Infrahumanisation (or infrahumanization) is the tacitly held belief that one's ingroup is more human than an outgroup, which is less human. It can also be subjectively defined as a result of group comparison that links with positive in-group bias when the ingroup is seen as fully human in comparison to an out-group that is viewed as lacking humanness. The term was coined by Jacques-Philippe Leyens and colleagues in the early 2000s to distinguish what they argue to be an everyday phenomenon from dehumanisation (denial of humanness) associated with extreme intergroup violence such as genocide. According to Leyens and colleagues, infrahumanisation arises when people view their ingroup and outgroup as essentially different (different in essence) and accordingly reserve the "human essence" for the ingroup and deny it to the outgroup. Dehumanization can happen in two forms. In one form, people see others as less human (subhuman). In another, they see others as not human at all. Both forms are linked to prejudice and discrimination, and they can overlap in real situations, as seen in extreme ideologies such as the Nazi idea of Untermensch.

The belief that the outgroup is less human than the ingroup is seldom consciously endorsed by individuals and instead is reflected in the way people tacitly think about the outgroup. Researchers have typically investigated infrahumanisation by looking at the types of emotions people believe ingroup and outgroup members possess. Some emotions are considered unique to humans (e.g., love, regret, nostalgia), whereas others are viewed as common to both humans and animals (e.g., joy, anger, sadness). In a series of studies, Leyens and colleagues have widely replicated the finding that people attribute uniquely human emotions to the ingroup, but not the outgroup.

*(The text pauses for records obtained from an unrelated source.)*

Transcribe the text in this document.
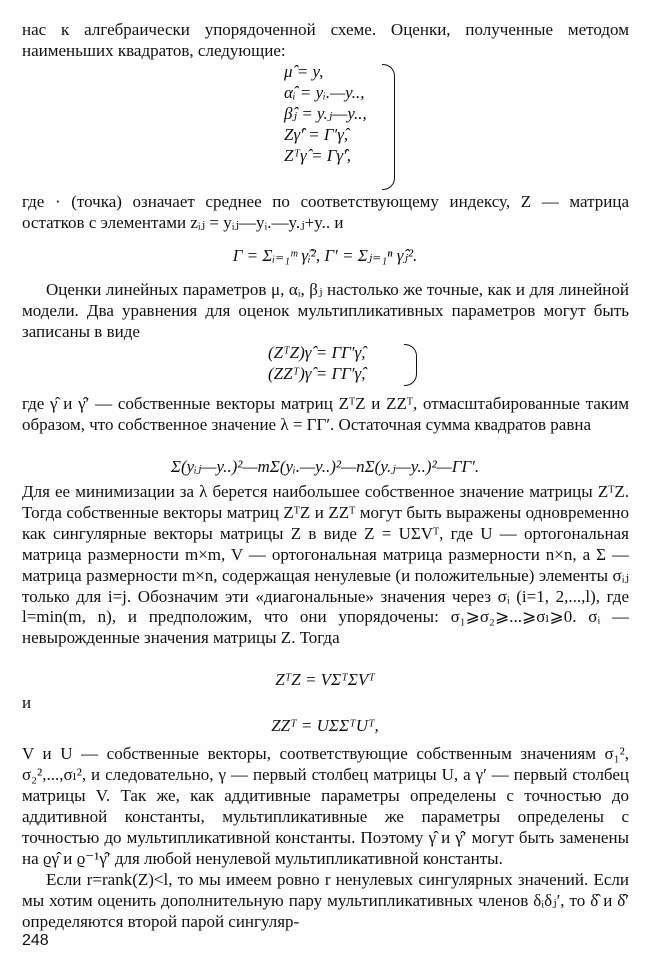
нас к алгебраически упорядоченной схеме. Оценки, полученные методом наименьших квадратов, следующие:

μ̂ = y,
α̂ᵢ = yᵢ.—y..,
β̂ⱼ = y.ⱼ—y..,
Zγ̂′ = Γ′γ̂,
Zᵀγ̂ = Γγ̂′,

где · (точка) означает среднее по соответствующему индексу, Z — матрица остатков с элементами zᵢⱼ = yᵢⱼ—yᵢ.—y.ⱼ+y.. и

Γ = Σᵢ₌₁ᵐ γ̂ᵢ², Γ′ = Σⱼ₌₁ⁿ γ̂ⱼ².

Оценки линейных параметров μ, αᵢ, βⱼ настолько же точные, как и для линейной модели. Два уравнения для оценок мультипликативных параметров могут быть записаны в виде

(ZᵀZ)γ̂ = ΓΓ′γ̂,
(ZZᵀ)γ̂ = ΓΓ′γ̂,

где γ̂ и γ̂′ — собственные векторы матриц ZᵀZ и ZZᵀ, отмасштабированные таким образом, что собственное значение λ = ΓΓ′. Остаточная сумма квадратов равна

Σ(yᵢⱼ—y..)²—mΣ(yᵢ.—y..)²—nΣ(y.ⱼ—y..)²—ΓΓ′.

Для ее минимизации за λ берется наибольшее собственное значение матрицы ZᵀZ. Тогда собственные векторы матриц ZᵀZ и ZZᵀ могут быть выражены одновременно как сингулярные векторы матрицы Z в виде Z = UΣVᵀ, где U — ортогональная матрица размерности m×m, V — ортогональная матрица размерности n×n, а Σ — матрица размерности m×n, содержащая ненулевые (и положительные) элементы σᵢⱼ только для i=j. Обозначим эти «диагональные» значения через σᵢ (i=1, 2,...,l), где l=min(m, n), и предположим, что они упорядочены: σ₁⩾σ₂⩾...⩾σₗ⩾0. σᵢ — невырожденные значения матрицы Z. Тогда

ZᵀZ = VΣᵀΣVᵀ

и

ZZᵀ = UΣΣᵀUᵀ,

V и U — собственные векторы, соответствующие собственным значениям σ₁², σ₂²,...,σₗ², и следовательно, γ — первый столбец матрицы U, а γ′ — первый столбец матрицы V. Так же, как аддитивные параметры определены с точностью до аддитивной константы, мультипликативные же параметры определены с точностью до мультипликативной константы. Поэтому γ̂ и γ̂′ могут быть заменены на ϱγ̂ и ϱ⁻¹γ̂′ для любой ненулевой мультипликативной константы.

Если r=rank(Z)<l, то мы имеем ровно r ненулевых сингулярных значений. Если мы хотим оценить дополнительную пару мультипликативных членов δᵢδⱼ′, то δ̂ и δ̂′ определяются второй парой сингуляр-

248
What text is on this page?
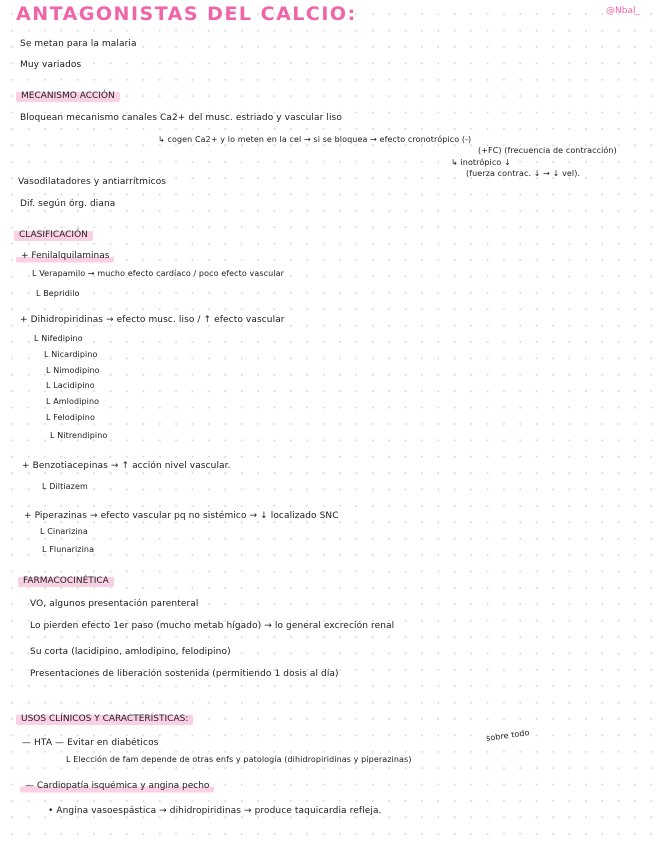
ANTAGONISTAS DEL CALCIO:	@Nbal_
Se metan para la malaria
Muy variados
MECANISMO ACCIÓN
Bloquean mecanismo canales Ca2+ del musc. estriado y vascular liso
↳ cogen Ca2+ y lo meten en la cel → si se bloquea → efecto cronotrópico (-)
(+FC) (frecuencia de contracción)
↳ inotrópico ↓
(fuerza contrac. ↓ → ↓ vel).
Vasodilatadores y antiarrítmicos
Dif. según órg. diana
CLASIFICACIÓN
+ Fenilalquilaminas
L Verapamilo → mucho efecto cardíaco / poco efecto vascular
L Bepridilo
+ Dihidropiridinas → efecto musc. liso / ↑ efecto vascular
L Nifedipino
L Nicardipino
L Nimodipino
L Lacidipino
L Amlodipino
L Felodipino
L Nitrendipino
+ Benzotiacepinas → ↑ acción nivel vascular.
L Diltiazem
+ Piperazinas → efecto vascular pq no sistémico → ↓ localizado SNC
L Cinarizina
L Flunarizina
FARMACOCINÉTICA
VO, algunos presentación parenteral
Lo pierden efecto 1er paso (mucho metab hígado) → lo general excreción renal
Su corta (lacidipino, amlodipino, felodipino)
Presentaciones de liberación sostenida (permitiendo 1 dosis al día)
USOS CLÍNICOS Y CARACTERÍSTICAS:
sobre todo
— HTA — Evitar en diabéticos
L Elección de fam depende de otras enfs y patología (dihidropiridinas y piperazinas)
— Cardiopatía isquémica y angina pecho
• Angina vasoespástica → dihidropiridinas → produce taquicardia refleja.
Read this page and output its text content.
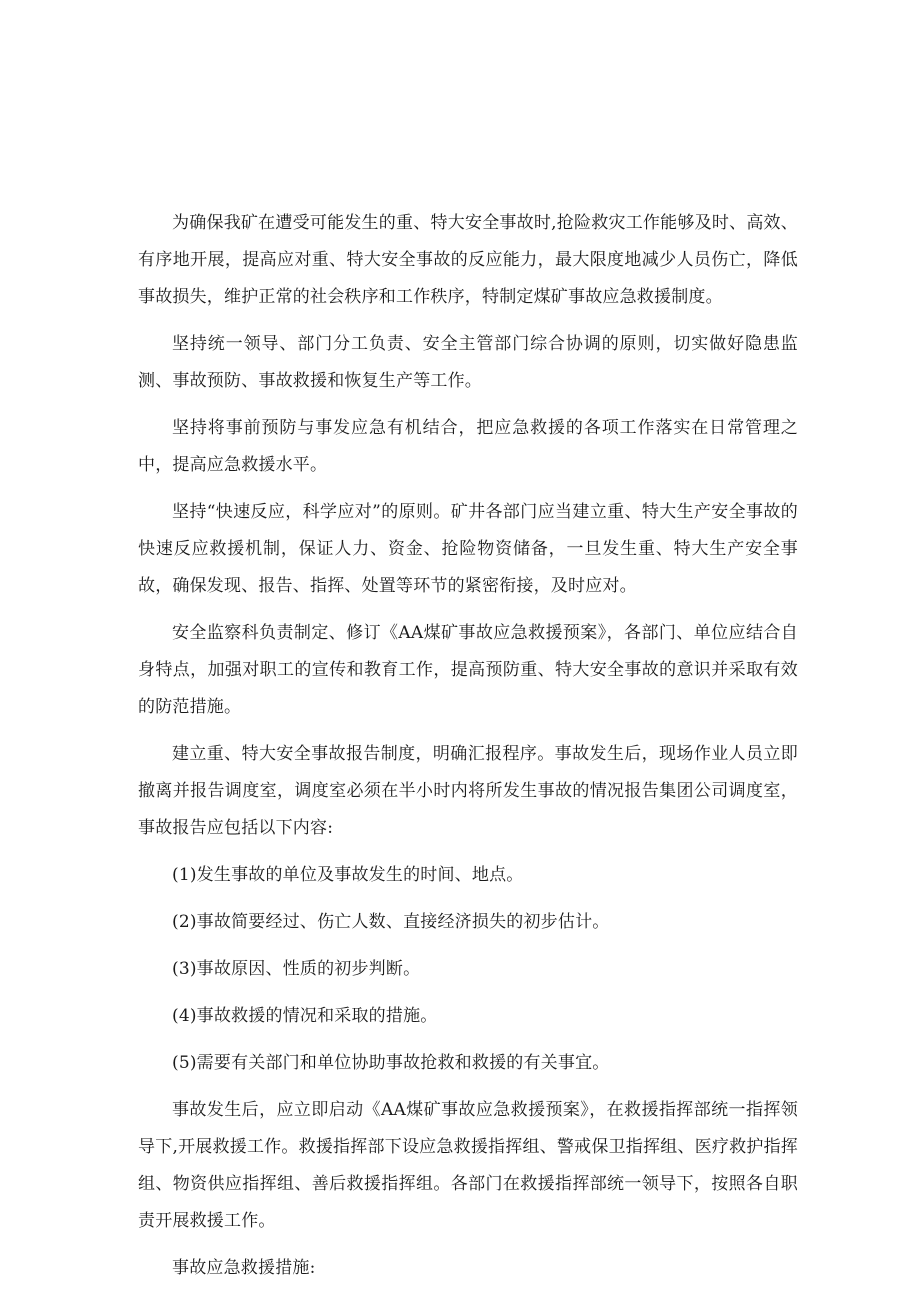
为确保我矿在遭受可能发生的重、特大安全事故时,抢险救灾工作能够及时、高效、有序地开展，提高应对重、特大安全事故的反应能力，最大限度地减少人员伤亡，降低事故损失，维护正常的社会秩序和工作秩序，特制定煤矿事故应急救援制度。

坚持统一领导、部门分工负责、安全主管部门综合协调的原则，切实做好隐患监测、事故预防、事故救援和恢复生产等工作。

坚持将事前预防与事发应急有机结合，把应急救援的各项工作落实在日常管理之中，提高应急救援水平。

坚持“快速反应，科学应对”的原则。矿井各部门应当建立重、特大生产安全事故的快速反应救援机制，保证人力、资金、抢险物资储备，一旦发生重、特大生产安全事故，确保发现、报告、指挥、处置等环节的紧密衔接，及时应对。

安全监察科负责制定、修订《AA煤矿事故应急救援预案》，各部门、单位应结合自身特点，加强对职工的宣传和教育工作，提高预防重、特大安全事故的意识并采取有效的防范措施。

建立重、特大安全事故报告制度，明确汇报程序。事故发生后，现场作业人员立即撤离并报告调度室，调度室必须在半小时内将所发生事故的情况报告集团公司调度室，事故报告应包括以下内容:

(1)发生事故的单位及事故发生的时间、地点。

(2)事故简要经过、伤亡人数、直接经济损失的初步估计。

(3)事故原因、性质的初步判断。

(4)事故救援的情况和采取的措施。

(5)需要有关部门和单位协助事故抢救和救援的有关事宜。

事故发生后，应立即启动《AA煤矿事故应急救援预案》，在救援指挥部统一指挥领导下,开展救援工作。救援指挥部下设应急救援指挥组、警戒保卫指挥组、医疗救护指挥组、物资供应指挥组、善后救援指挥组。各部门在救援指挥部统一领导下，按照各自职责开展救援工作。

事故应急救援措施:
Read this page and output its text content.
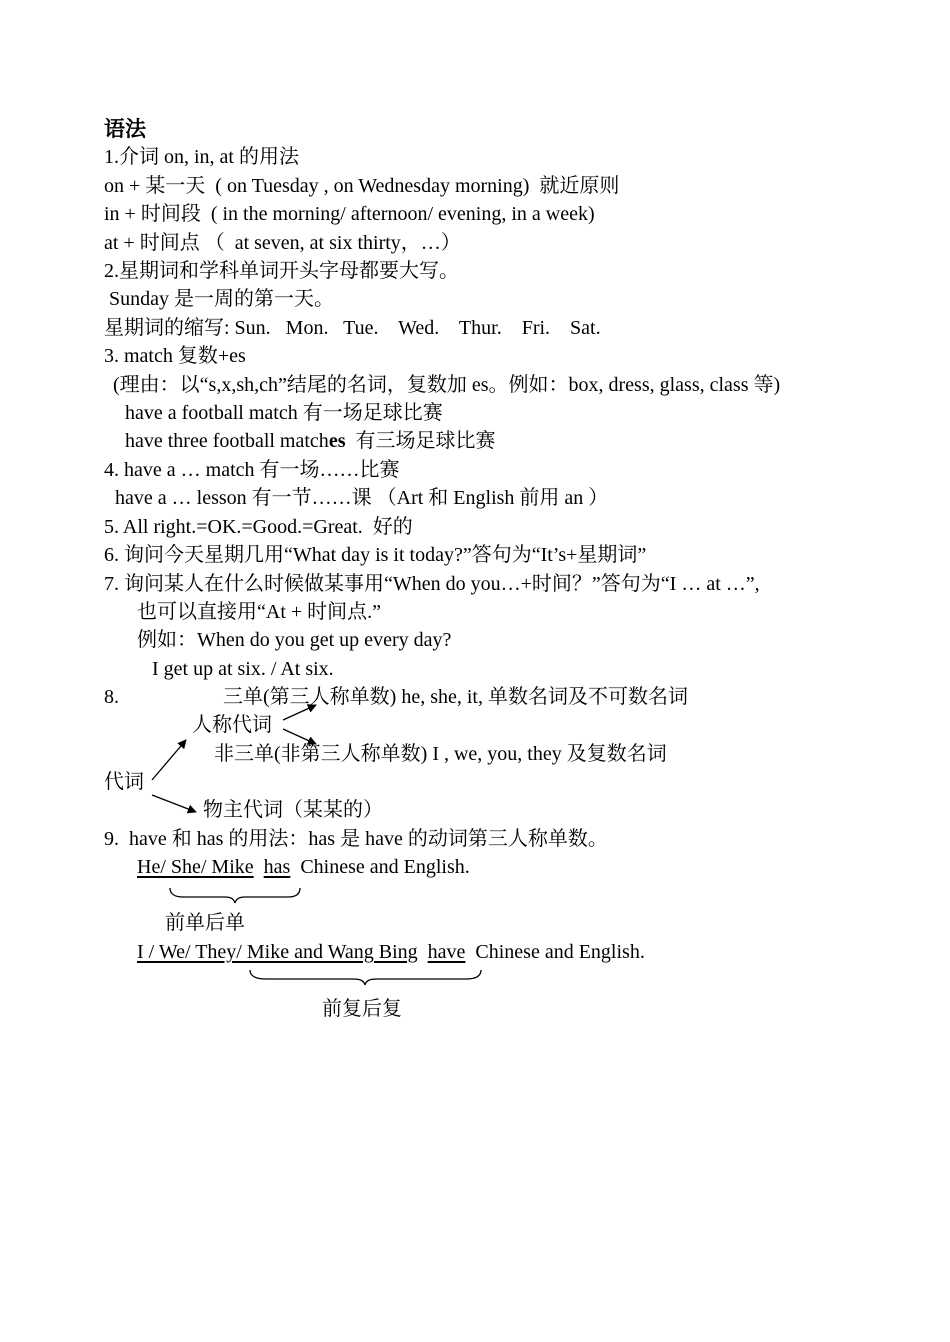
语法
1.介词 on, in, at 的用法
on + 某一天  ( on Tuesday , on Wednesday morning)  就近原则
in + 时间段  ( in the morning/ afternoon/ evening, in a week)
at + 时间点 （  at seven, at six thirty，…）
2.星期词和学科单词开头字母都要大写。
Sunday 是一周的第一天。
星期词的缩写: Sun.   Mon.   Tue.    Wed.    Thur.    Fri.    Sat.
3. match 复数+es
(理由：以“s,x,sh,ch”结尾的名词，复数加 es。例如：box, dress, glass, class 等)
have a football match 有一场足球比赛
have three football matches  有三场足球比赛
4. have a … match 有一场……比赛
have a … lesson 有一节……课 （Art 和 English 前用 an ）
5. All right.=OK.=Good.=Great.  好的
6. 询问今天星期几用“What day is it today?”答句为“It’s+星期词”
7. 询问某人在什么时候做某事用“When do you…+时间？”答句为“I … at …”,
也可以直接用“At + 时间点.”
例如：When do you get up every day?
I get up at six. / At six.
8.	三单(第三人称单数) he, she, it, 单数名词及不可数名词
人称代词
非三单(非第三人称单数) I , we, you, they 及复数名词
代词
物主代词（某某的）
9.  have 和 has 的用法：has 是 have 的动词第三人称单数。
He/ She/ Mike has Chinese and English.
前单后单
I / We/ They/ Mike and Wang Bing have Chinese and English.
前复后复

According to infrahumanisation theory, the denial of uniquely human emotions to the outgroup is reflective of the belief that they are less human than the ingroup.

Recent research has investigated how infrahumanisation influences behaviour. In a series of studies, Jeroen Vaes and his colleagues investigated people's reactions to outgroup members who attempt to "humanise" themselves through the use of uniquely human emotions. They found that ingroup members reacted negatively to outgroup members' attempts to humanise themselves compared to when the same uniquely human emotions were expressed by an ingroup member or when an outgroup member expressed a non-uniquely human emotion, offering less help and withdrawing faster. In an American context, Cuddy and colleagues have investigated the influence of infrahumanisation on intergroup helping behaviour. Examining helping in the aftermath of Hurricane Katrina, Cuddy et al. found that people believed outgroup members experienced less negative uniquely human emotions than ingroup members. The more participants infrahumanised the outgroup member, the less likely they were to help.

However, recent studies have raised concerns about how infrahumanisation studies are designed. Enock et al. (2021) suggest that the emotion words (e.g., guilt and remorse) used in infrahumanisation studies may be failing to distinguish between "uniquely human" and prosociality, which refers to human behaviour that is intended to benefit others. Bunce et al. (2025) found that 95.5% of studies included across the 10 most cited infrahumanisation papers confound humanness and prosociality. The authors argues that many findings previously interpreted as evidence for infrahumanisation may instead reflect ingroup preferences, a tendency to view one's own group more favourably, rather than a specific denial of humanity to outgroups.